Russia has not formally signed a contract to sell the Sukhoi Su-35S Flanker-E and S-400 surface-to-air missile system to China. Right now, Moscow has only agreed in principle to sell those advanced weapons to China.
“First of all, let’s be accurate. We have not sold yet,” said retired Lt. Gen. Evgeny Buzhinsky (Ret.), chairman of the executive board of Russia’s PIR Center, during a lunch event at the Center for the National Interest on Nov. 15. “We are in the process of very tough and very difficult negotiations on these issues.”
The Russians and the Chinese have made the decision on the sale in principle, but the deals are not finalized. However, in the meantime, the Kremlin and the Chinese leadership have signed an agreement to protect Russian intellectual property—which Moscow hopes will prevent Beijing from stealing its technology. “The principle decisions on S-400 is taken—the principle decision on Su-35 is taken,” Buzhinsky said. “We signed the protection of intellectual property agreement, which was a precondition for the supply of Su-35.”
But Russia is well aware that an agreement with China to protect its intellectual property might well be meaningless. Buzhinsky said that Russia is not about to hand over the crown jewels of its technology to China without taking precautions. The Chinese version of the Su-35 will not be the same as the one used by the Russian Air Force. “We have export version and a version for our own use,” Buzhinsky said. “The Chinese are very good at copying all kinds of stuff.”
Nonetheless, Russia is confident that its technology will be safe in Chinese hands—particularly the all-important Saturn AL-41F1S engine. “They cannot produce engines,” Buzhinsky said. “We agreed to supply engines for the Su-35, but fortunately—my technical colleagues told me—that it is practically impossible to copy that engine because it is practically impossible just to reach the heart of the engine without breaking it completely.”
China is expected to purchase 24 advanced Su-35s from Russia—but most observers believe that Beijing’s motive is to harvest those aircraft for their technology. While Beijing is working on developing advanced stealth fighter aircraft such as the J-20 and J-31, the Chinese have proven to be woefully behind in developing jet propulsion technology.

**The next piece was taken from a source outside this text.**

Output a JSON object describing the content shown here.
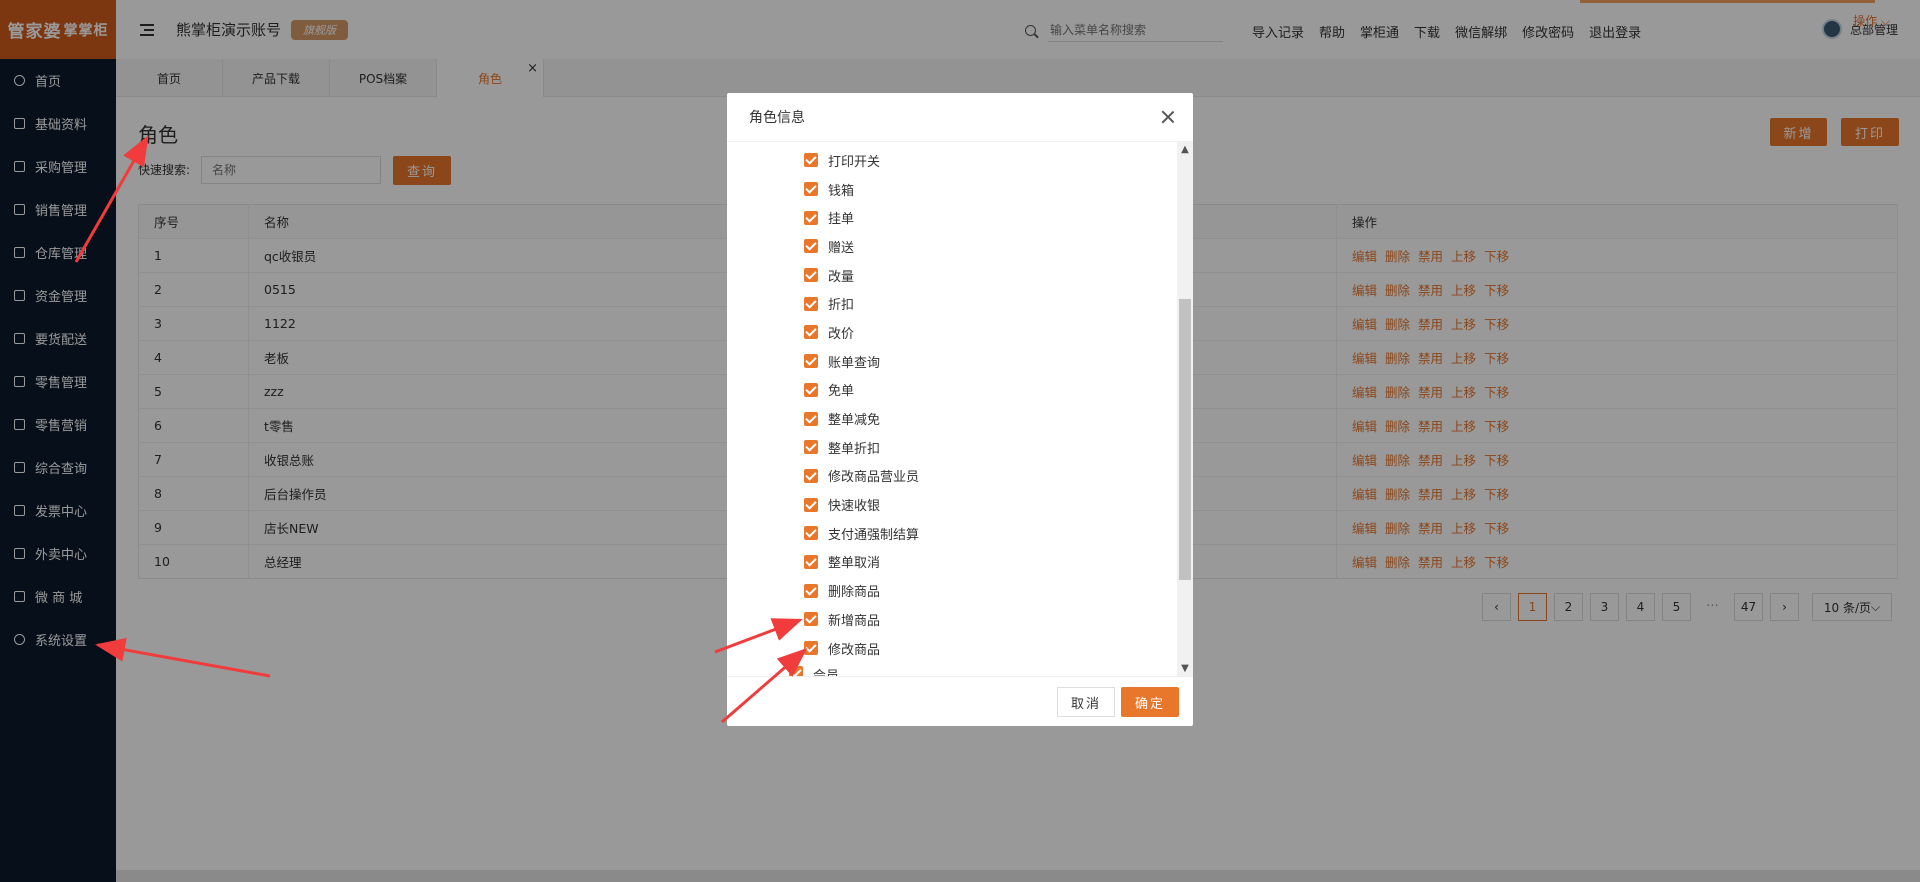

Indeed, the J-20 is known to use Russian Salut AL-31FN engines—which were originally designed to power variants of the Russian Su-27 Flanker.
While Moscow is confident that China will not be able to pick the Su-35 and S-400 clean of their advanced technology, Beijing has proven to be remarkably adept at technology theft. It remains to be seen if the Kremlin’s safeguards will be effective in preventing the Chinese from reverse engineering the S-400, Su-35 and its engines. Only time will tell.